Feast of the Seven Boars

Cannot even begin to tell you how much I adore this menu.  Yes, it is a challenge and yes, you’ll probably want a couple of hands to help with the staging, prep and cooking.  But it’s well worth the effort in that it is no less than glorious.

The concept of the Feast of the Seven Boars was born as both a riff off of the Feast of the Seven Fishes and an excuse to pay homage to one of my favorite proteins, wild boar.  Without all of the religious undertones, our feast was focused on the loving and careful preparation of an ingredient so worthy of a spotlight.  While both beef and poultry are offered as myriad unique cuts and varieties (you’ve got your kobe, your poussin and your capon at the grocery store down the street), pork is offered as a bland, flavorless option with both the fat and the taste bred out in one fell swoop.  As far as I’m concerned, “the other white meat” campaign is a form of sacrilege.  It’s no wonder that so many Americans eschew the idea of eating pork, what with the options in front of them so horribly tasteless.

I had a silent celebration the moment I spotted wild boar in the online store for Marx Foods – thoughts of what to do with 17 pounds of wild boar shoulder roast in all its rosy glory was blissful.   Rather than give in to the giddiness, I got to work crafting a series of recipes that would make good use of the meat.  Given that it holds up to cooking, I decided to go with braises, roasts and ground preparations to showcase the tender, meltingly gorgeous meat.
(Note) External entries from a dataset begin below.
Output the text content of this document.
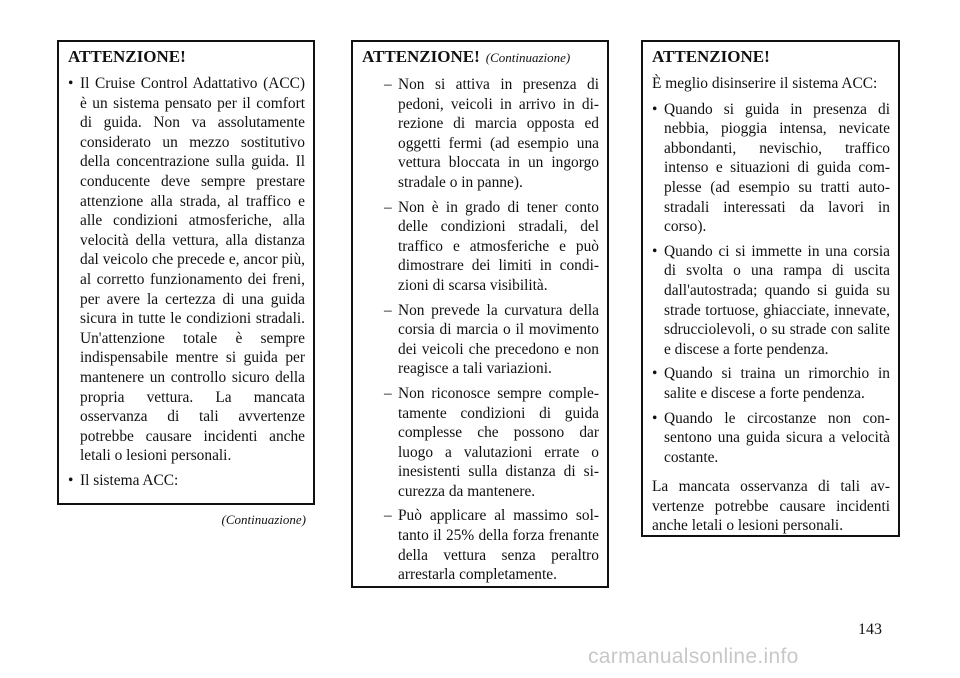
ATTENZIONE!
• Il Cruise Control Adattativo (ACC) è un sistema pensato per il comfort di guida. Non va assolutamente considerato un mezzo sostitutivo della concentrazione sulla guida. Il conducente deve sempre prestare attenzione alla strada, al traffico e alle condizioni atmosferiche, alla velocità della vettura, alla distanza dal veicolo che precede e, ancor più, al corretto funzionamento dei freni, per avere la certezza di una guida sicura in tutte le condizioni stradali. Un'attenzione totale è sempre indispensabile mentre si guida per mantenere un controllo sicuro della propria vettura. La mancata osservanza di tali avvertenze potrebbe causare incidenti anche letali o lesioni personali.
• Il sistema ACC:
(Continuazione)
ATTENZIONE! (Continuazione)
– Non si attiva in presenza di pedoni, veicoli in arrivo in direzione di marcia opposta ed oggetti fermi (ad esempio una vettura bloccata in un ingorgo stradale o in panne).
– Non è in grado di tener conto delle condizioni stradali, del traffico e atmosferiche e può dimostrare dei limiti in condizioni di scarsa visibilità.
– Non prevede la curvatura della corsia di marcia o il movimento dei veicoli che precedono e non reagisce a tali variazioni.
– Non riconosce sempre completamente condizioni di guida complesse che possono dar luogo a valutazioni errate o inesistenti sulla distanza di sicurezza da mantenere.
– Può applicare al massimo soltanto il 25% della forza frenante della vettura senza peraltro arrestarla completamente.
ATTENZIONE!

È meglio disinserire il sistema ACC:

• Quando si guida in presenza di nebbia, pioggia intensa, nevicate abbondanti, nevischio, traffico intenso e situazioni di guida complesse (ad esempio su tratti autostradali interessati da lavori in corso).
• Quando ci si immette in una corsia di svolta o una rampa di uscita dall'autostrada; quando si guida su strade tortuose, ghiacciate, innevate, sdrucciolevoli, o su strade con salite e discese a forte pendenza.
• Quando si traina un rimorchio in salite e discese a forte pendenza.
• Quando le circostanze non consentono una guida sicura a velocità costante.

La mancata osservanza di tali avvertenze potrebbe causare incidenti anche letali o lesioni personali.

143
carmanualsonline.info
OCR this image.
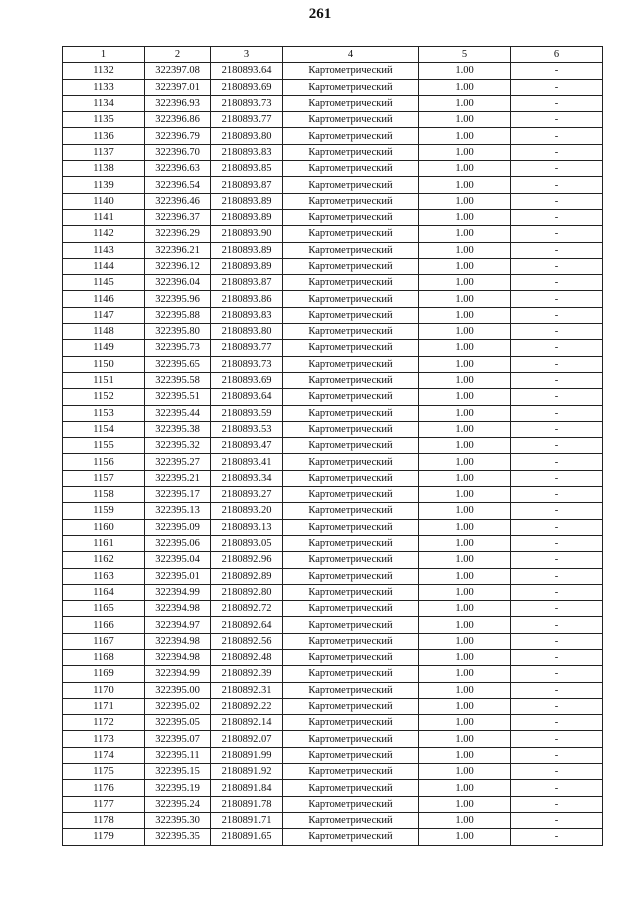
261
1	2	3	4	5	6
1132	322397.08	2180893.64	Картометрический	1.00	-
1133	322397.01	2180893.69	Картометрический	1.00	-
1134	322396.93	2180893.73	Картометрический	1.00	-
1135	322396.86	2180893.77	Картометрический	1.00	-
1136	322396.79	2180893.80	Картометрический	1.00	-
1137	322396.70	2180893.83	Картометрический	1.00	-
1138	322396.63	2180893.85	Картометрический	1.00	-
1139	322396.54	2180893.87	Картометрический	1.00	-
1140	322396.46	2180893.89	Картометрический	1.00	-
1141	322396.37	2180893.89	Картометрический	1.00	-
1142	322396.29	2180893.90	Картометрический	1.00	-
1143	322396.21	2180893.89	Картометрический	1.00	-
1144	322396.12	2180893.89	Картометрический	1.00	-
1145	322396.04	2180893.87	Картометрический	1.00	-
1146	322395.96	2180893.86	Картометрический	1.00	-
1147	322395.88	2180893.83	Картометрический	1.00	-
1148	322395.80	2180893.80	Картометрический	1.00	-
1149	322395.73	2180893.77	Картометрический	1.00	-
1150	322395.65	2180893.73	Картометрический	1.00	-
1151	322395.58	2180893.69	Картометрический	1.00	-
1152	322395.51	2180893.64	Картометрический	1.00	-
1153	322395.44	2180893.59	Картометрический	1.00	-
1154	322395.38	2180893.53	Картометрический	1.00	-
1155	322395.32	2180893.47	Картометрический	1.00	-
1156	322395.27	2180893.41	Картометрический	1.00	-
1157	322395.21	2180893.34	Картометрический	1.00	-
1158	322395.17	2180893.27	Картометрический	1.00	-
1159	322395.13	2180893.20	Картометрический	1.00	-
1160	322395.09	2180893.13	Картометрический	1.00	-
1161	322395.06	2180893.05	Картометрический	1.00	-
1162	322395.04	2180892.96	Картометрический	1.00	-
1163	322395.01	2180892.89	Картометрический	1.00	-
1164	322394.99	2180892.80	Картометрический	1.00	-
1165	322394.98	2180892.72	Картометрический	1.00	-
1166	322394.97	2180892.64	Картометрический	1.00	-
1167	322394.98	2180892.56	Картометрический	1.00	-
1168	322394.98	2180892.48	Картометрический	1.00	-
1169	322394.99	2180892.39	Картометрический	1.00	-
1170	322395.00	2180892.31	Картометрический	1.00	-
1171	322395.02	2180892.22	Картометрический	1.00	-
1172	322395.05	2180892.14	Картометрический	1.00	-
1173	322395.07	2180892.07	Картометрический	1.00	-
1174	322395.11	2180891.99	Картометрический	1.00	-
1175	322395.15	2180891.92	Картометрический	1.00	-
1176	322395.19	2180891.84	Картометрический	1.00	-
1177	322395.24	2180891.78	Картометрический	1.00	-
1178	322395.30	2180891.71	Картометрический	1.00	-
1179	322395.35	2180891.65	Картометрический	1.00	-
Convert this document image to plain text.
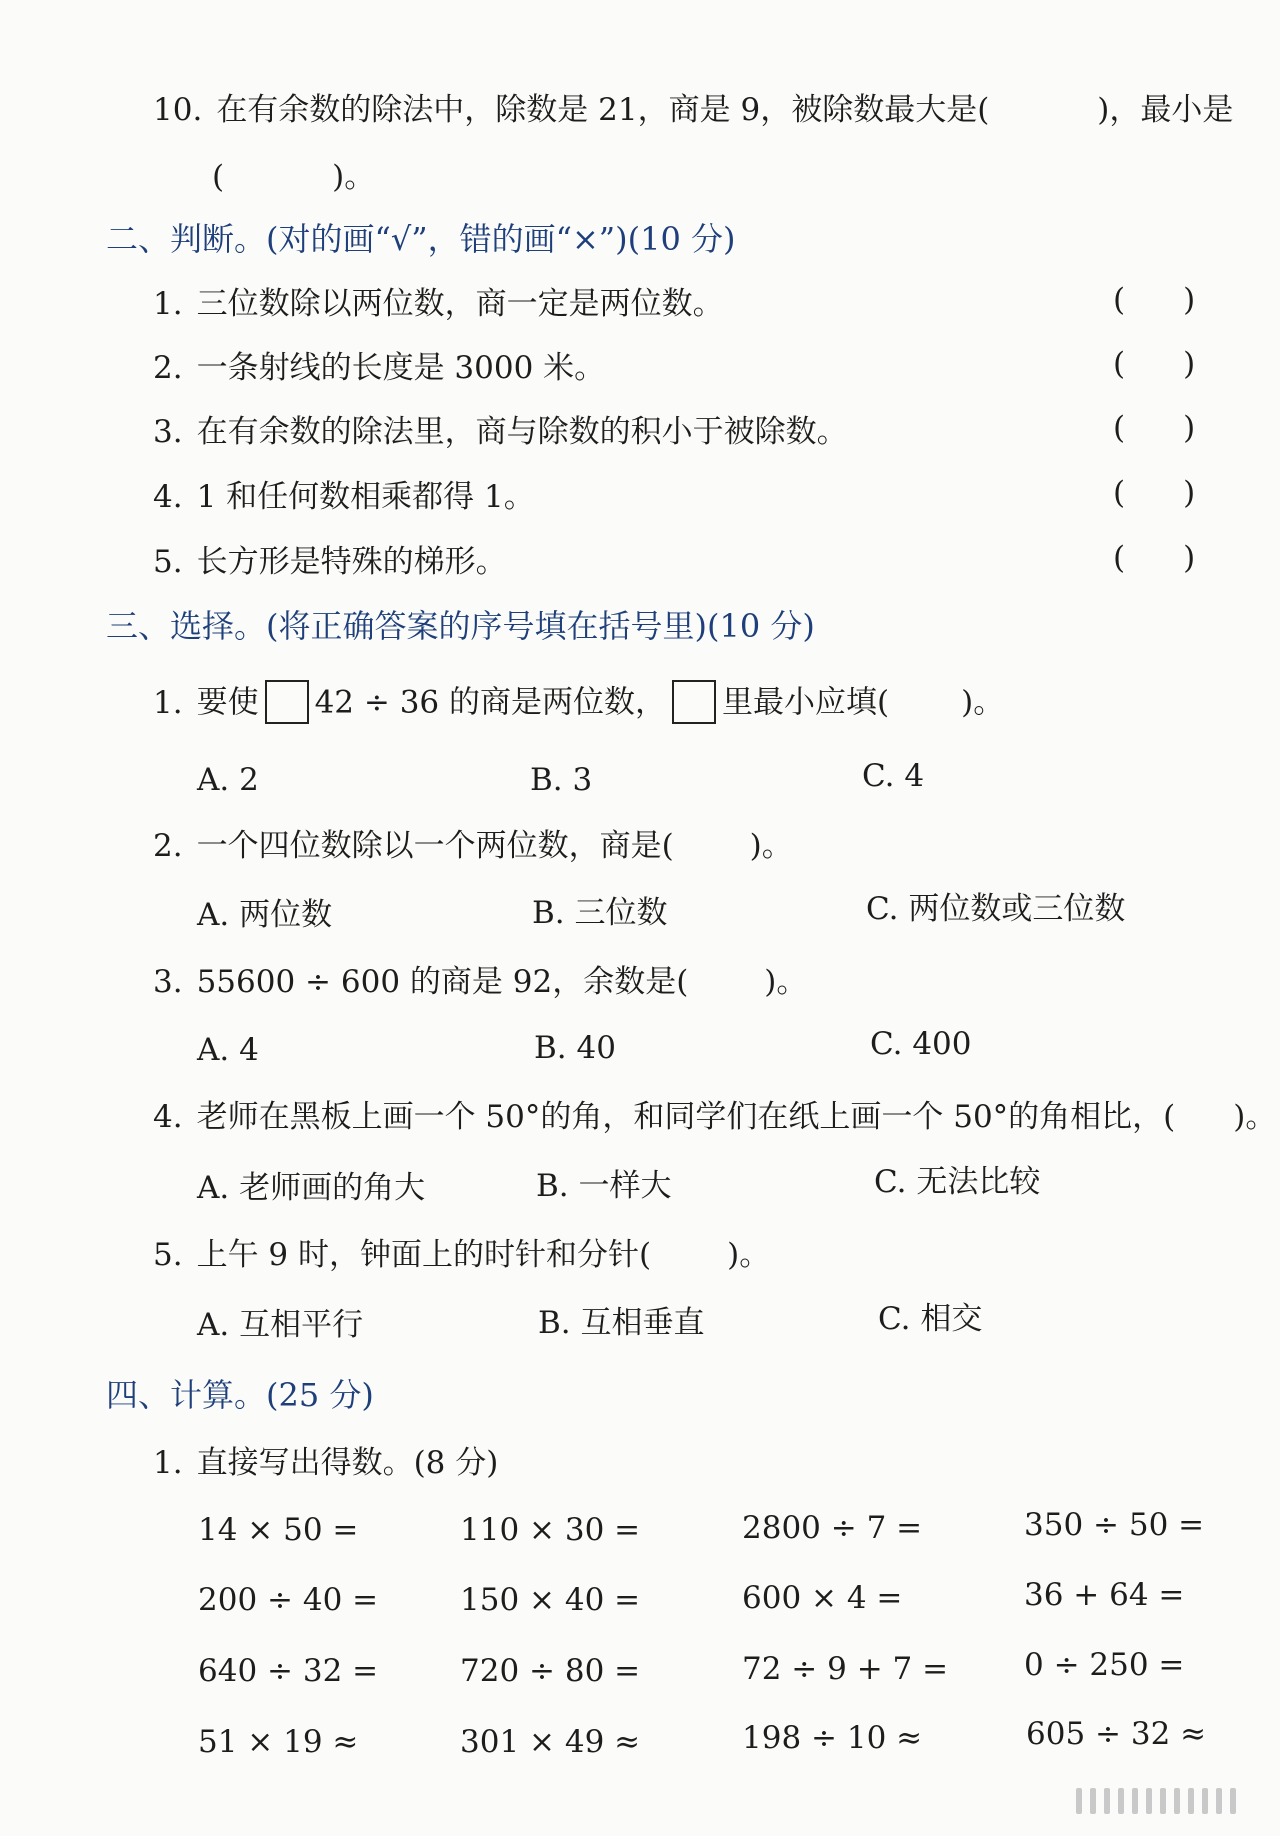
10. 在有余数的除法中，除数是 21，商是 9，被除数最大是(	)，最小是
(	)。
二、判断。(对的画“√”，错的画“×”)(10 分)
1. 三位数除以两位数，商一定是两位数。	( )
2. 一条射线的长度是 3000 米。	( )
3. 在有余数的除法里，商与除数的积小于被除数。	( )
4. 1 和任何数相乘都得 1。	( )
5. 长方形是特殊的梯形。	( )
三、选择。(将正确答案的序号填在括号里)(10 分)
1. 要使 42 ÷ 36 的商是两位数， 里最小应填( )。
A. 2	B. 3	C. 4
2. 一个四位数除以一个两位数，商是( )。
A. 两位数	B. 三位数	C. 两位数或三位数
3. 55600 ÷ 600 的商是 92，余数是( )。
A. 4	B. 40	C. 400
4. 老师在黑板上画一个 50°的角，和同学们在纸上画一个 50°的角相比，( )。
A. 老师画的角大	B. 一样大	C. 无法比较
5. 上午 9 时，钟面上的时针和分针( )。
A. 互相平行	B. 互相垂直	C. 相交
四、计算。(25 分)
1. 直接写出得数。(8 分)
14 × 50 =	110 × 30 =	2800 ÷ 7 =	350 ÷ 50 =
200 ÷ 40 =	150 × 40 =	600 × 4 =	36 + 64 =
640 ÷ 32 =	720 ÷ 80 =	72 ÷ 9 + 7 = 0 ÷ 250 =
51 × 19 ≈	301 × 49 ≈	198 ÷ 10 ≈	605 ÷ 32 ≈
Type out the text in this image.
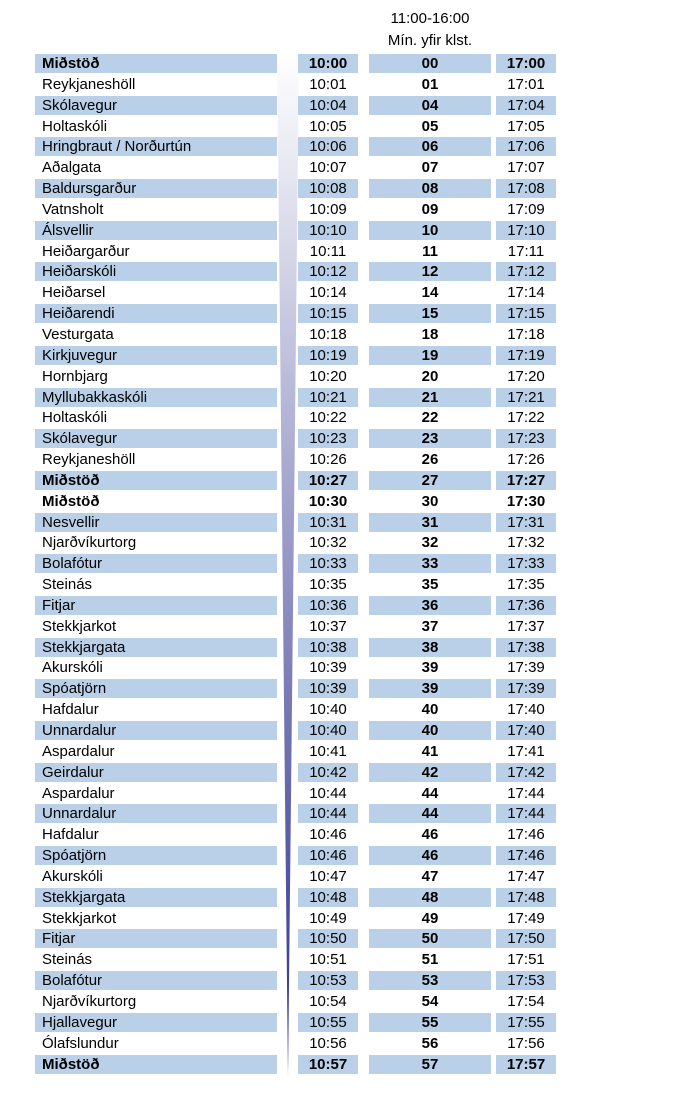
11:00-16:00
Mín. yfir klst.
Miðstöð	10:00	00	17:00
Reykjaneshöll	10:01	01	17:01
Skólavegur	10:04	04	17:04
Holtaskóli	10:05	05	17:05
Hringbraut / Norðurtún	10:06	06	17:06
Aðalgata	10:07	07	17:07
Baldursgarður	10:08	08	17:08
Vatnsholt	10:09	09	17:09
Álsvellir	10:10	10	17:10
Heiðargarður	10:11	11	17:11
Heiðarskóli	10:12	12	17:12
Heiðarsel	10:14	14	17:14
Heiðarendi	10:15	15	17:15
Vesturgata	10:18	18	17:18
Kirkjuvegur	10:19	19	17:19
Hornbjarg	10:20	20	17:20
Myllubakkaskóli	10:21	21	17:21
Holtaskóli	10:22	22	17:22
Skólavegur	10:23	23	17:23
Reykjaneshöll	10:26	26	17:26
Miðstöð	10:27	27	17:27
Miðstöð	10:30	30	17:30
Nesvellir	10:31	31	17:31
Njarðvíkurtorg	10:32	32	17:32
Bolafótur	10:33	33	17:33
Steinás	10:35	35	17:35
Fitjar	10:36	36	17:36
Stekkjarkot	10:37	37	17:37
Stekkjargata	10:38	38	17:38
Akurskóli	10:39	39	17:39
Spóatjörn	10:39	39	17:39
Hafdalur	10:40	40	17:40
Unnardalur	10:40	40	17:40
Aspardalur	10:41	41	17:41
Geirdalur	10:42	42	17:42
Aspardalur	10:44	44	17:44
Unnardalur	10:44	44	17:44
Hafdalur	10:46	46	17:46
Spóatjörn	10:46	46	17:46
Akurskóli	10:47	47	17:47
Stekkjargata	10:48	48	17:48
Stekkjarkot	10:49	49	17:49
Fitjar	10:50	50	17:50
Steinás	10:51	51	17:51
Bolafótur	10:53	53	17:53
Njarðvíkurtorg	10:54	54	17:54
Hjallavegur	10:55	55	17:55
Ólafslundur	10:56	56	17:56
Miðstöð	10:57	57	17:57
Many of the recipes were born of my time spent in Orvieto, a champion of a city in terms of featuring wild boar in the best of preparations.  Recipes were slightly tweaked to make room for the boar, like my Post-Thanksgiving Stuffed Mushrooms with boar in lieu of sausage, and boar instead of pork in the bolognese and meatballs.  We bolstered the meat feast with seasonal veggies like miner’s lettuce, stinging nettles and fiddlehead ferns.  We also had some help from the experts, to include Eric Ripert’s Cinghiale Dolce Forte and Ciao Bella’s Straciatella Gelato.  We rounded out the meal with a bottle of chilled limoncello, bowled over by the fact that boar was such a special treat rather than a shop standard.  Oh, well.  Someday.  But until then, consider gathering a group of hungry foodie friends, some wild boar and a few days of sheer dedication for one of the most glorious pay offs in terms of feasts.  Mangia!